Bifunctional action of ephrin-B1 as a repellent and attractant to control bidirectional branch extension in dorsal-ventral retinotopic mapping Available to Purchase

We report that the EphB receptor ligand, ephrin-B1, may act bifunctionally as both a branch repellent and attractant to control the unique mechanisms in mapping the dorsal-ventral (DV) retinal axis along the lateral-medial (LM)axis of the optic tectum. EphB receptors are expressed in a low to high DV gradient by retinal ganglion cells (RGCs), and ephrin-B1 is expressed in a low to high LM gradient in the tectum. RGC axons lack DV ordering along the LM tectal axis, but directionally extend interstitial branches that establish retinotopically ordered arbors. Recent studies show that ephrin-B1 acts as an attractant in DV mapping and in controlling directional branch extension. Modeling indicates that proper DV mapping requires that this attractant activity cooperates with a repellent activity in a gradient that mimics ephrin-B1. We show that ectopic domains of high, graded ephrin-B1 expression created by retroviral transfection repel interstitial branches of RGC axons and redirect their extension along the LM tectal axis, away from their proper termination zones (TZs).

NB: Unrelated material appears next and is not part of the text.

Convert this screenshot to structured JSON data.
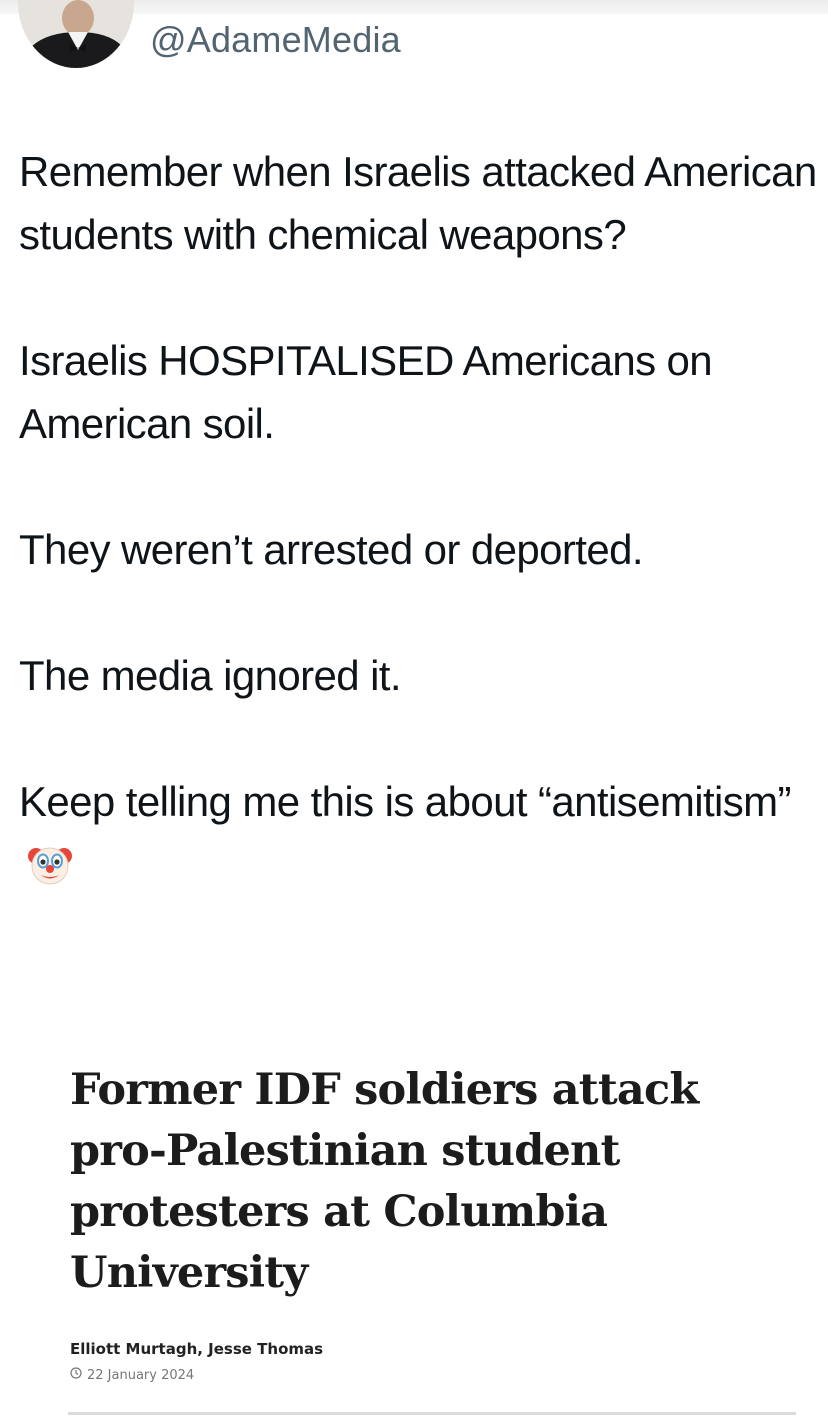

In contrast, the primary RGC axons are unaffected and extend through the ectopic domains of ephrin-B1 and arborize at the topographically correct site. However, when the location of a TZ is coincident with ectopic domains of ephrin-B1, the domains appear to inhibit arborization and shape the distribution of arbors. Our findings indicate that ephrin-B1 selectively controls, through either attraction or repulsion, the directional extension and arborization of interstitial branches extended by RGC axons arising from the same DV position: branches that arise from axons positioned lateral to the correct TZ are attracted up the gradient of ephrin-B1 and branches that arise from axons positioned medial to the same TZ are repelled down the ephrin-B1 gradient. Alternatively, EphB receptor signaling may act as a `ligand-density sensor' and titrate signaling pathways that promote branch extension toward an optimal ephrin-B1 concentration found at the TZ; branches located either medial or lateral to the TZ would encounter a gradient of increasingly favored attachment in the direction of the TZ.